Le Lion et le Loup Jean-Jacques Porchat (1800 - 1864)

Certain Lion pour son domaine
Cherchait un fidèle intendant.
D’un beau parc, bien peuplé s’entend,
Il serait le gardien ; on pairait bien sa peine.
Un Loup, digne intendant ! convoita cette aubaine ;
Produisit des certificats.
Au besoin qui n’en produit pas ?
Les siens étaient beaux. Sur son compte
Vingt maîtres qu'il avait servis
Se trouvaient tous du même avis.
Le Lion dit alors : « Mon cher, j’ai presque honte
D'exiger plus de sûreté ;
Mais c’est de ma maison l’usage héréditaire.
Il me faut un garant solvable et solidaire.
Cela vous convient-il ? » Le Loup dit: « Accepté.
Sur l'heure on peut vous satisfaire.
Un garant ? plutôt deux ! — Non, un seul me suffit.
Vite allez le quérir ; vous avez ma parole. »
L’autre alla donc ; mais il se morfondit,
Et le plus sot trouvait une excuse frivole.
Qui pour sauver sa bourse est en défaut d’esprit ?
Seulement un Renard, vieux, ripé, misérable,
Qui cherchait un os à ronger,
Chez l’intendant futur se réservant la table,
A charge d'être son berger,
Comme pleige à ce prix voulut bien s’engager.
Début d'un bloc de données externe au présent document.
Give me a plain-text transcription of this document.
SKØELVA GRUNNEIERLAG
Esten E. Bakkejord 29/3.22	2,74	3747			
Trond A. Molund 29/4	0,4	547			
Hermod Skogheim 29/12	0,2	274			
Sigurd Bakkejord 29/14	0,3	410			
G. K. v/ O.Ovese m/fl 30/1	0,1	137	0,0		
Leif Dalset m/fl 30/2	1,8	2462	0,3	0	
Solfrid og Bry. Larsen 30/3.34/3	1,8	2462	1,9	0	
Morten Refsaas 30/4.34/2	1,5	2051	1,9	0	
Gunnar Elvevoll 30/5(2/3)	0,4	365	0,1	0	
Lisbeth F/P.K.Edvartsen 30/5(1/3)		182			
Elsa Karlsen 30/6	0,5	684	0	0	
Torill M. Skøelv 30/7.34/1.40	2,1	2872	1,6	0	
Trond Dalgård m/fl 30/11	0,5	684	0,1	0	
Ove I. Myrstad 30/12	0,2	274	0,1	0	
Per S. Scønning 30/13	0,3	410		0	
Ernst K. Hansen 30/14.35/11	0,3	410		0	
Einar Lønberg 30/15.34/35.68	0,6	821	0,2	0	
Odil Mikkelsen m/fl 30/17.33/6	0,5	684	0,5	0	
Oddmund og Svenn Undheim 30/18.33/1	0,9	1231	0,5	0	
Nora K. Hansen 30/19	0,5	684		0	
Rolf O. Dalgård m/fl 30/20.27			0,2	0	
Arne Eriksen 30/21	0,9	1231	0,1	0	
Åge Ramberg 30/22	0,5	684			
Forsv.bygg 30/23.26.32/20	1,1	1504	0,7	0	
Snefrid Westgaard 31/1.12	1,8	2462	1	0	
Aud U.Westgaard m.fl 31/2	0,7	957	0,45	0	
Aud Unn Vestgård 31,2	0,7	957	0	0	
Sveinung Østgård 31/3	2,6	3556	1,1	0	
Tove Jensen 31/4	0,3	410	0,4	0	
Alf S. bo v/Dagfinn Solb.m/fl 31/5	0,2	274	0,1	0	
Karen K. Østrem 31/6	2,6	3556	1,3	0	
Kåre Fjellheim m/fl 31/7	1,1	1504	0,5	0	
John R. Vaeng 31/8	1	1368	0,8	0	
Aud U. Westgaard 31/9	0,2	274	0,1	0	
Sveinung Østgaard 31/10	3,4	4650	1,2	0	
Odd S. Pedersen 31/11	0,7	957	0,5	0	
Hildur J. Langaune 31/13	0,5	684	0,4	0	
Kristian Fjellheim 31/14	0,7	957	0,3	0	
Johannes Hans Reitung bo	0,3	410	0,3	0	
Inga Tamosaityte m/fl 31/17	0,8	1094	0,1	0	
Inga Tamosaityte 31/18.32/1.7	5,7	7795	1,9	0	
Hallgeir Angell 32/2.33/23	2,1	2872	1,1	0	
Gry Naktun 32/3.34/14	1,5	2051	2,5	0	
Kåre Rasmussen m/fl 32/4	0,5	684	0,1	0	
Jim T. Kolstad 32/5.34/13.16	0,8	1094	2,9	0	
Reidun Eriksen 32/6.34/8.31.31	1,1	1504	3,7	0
Le Loup, confus de l'air canaille
De son fidéjusseur qui marchait devant lui,
Revint chez le bailleur présenter sa trouvaille.
Mais on lui rit au nez. « Quoi, c’est la votre appui !
Malpeste, un matador ! qui pour ses biens, je pense,
De son engagement craint peu la conséquence.
Je le connais de réputation.
C'est tout ce que j’en veux. Bonsoir ; plus d’intendance.»

A mauvais débiteur mauvaise caution.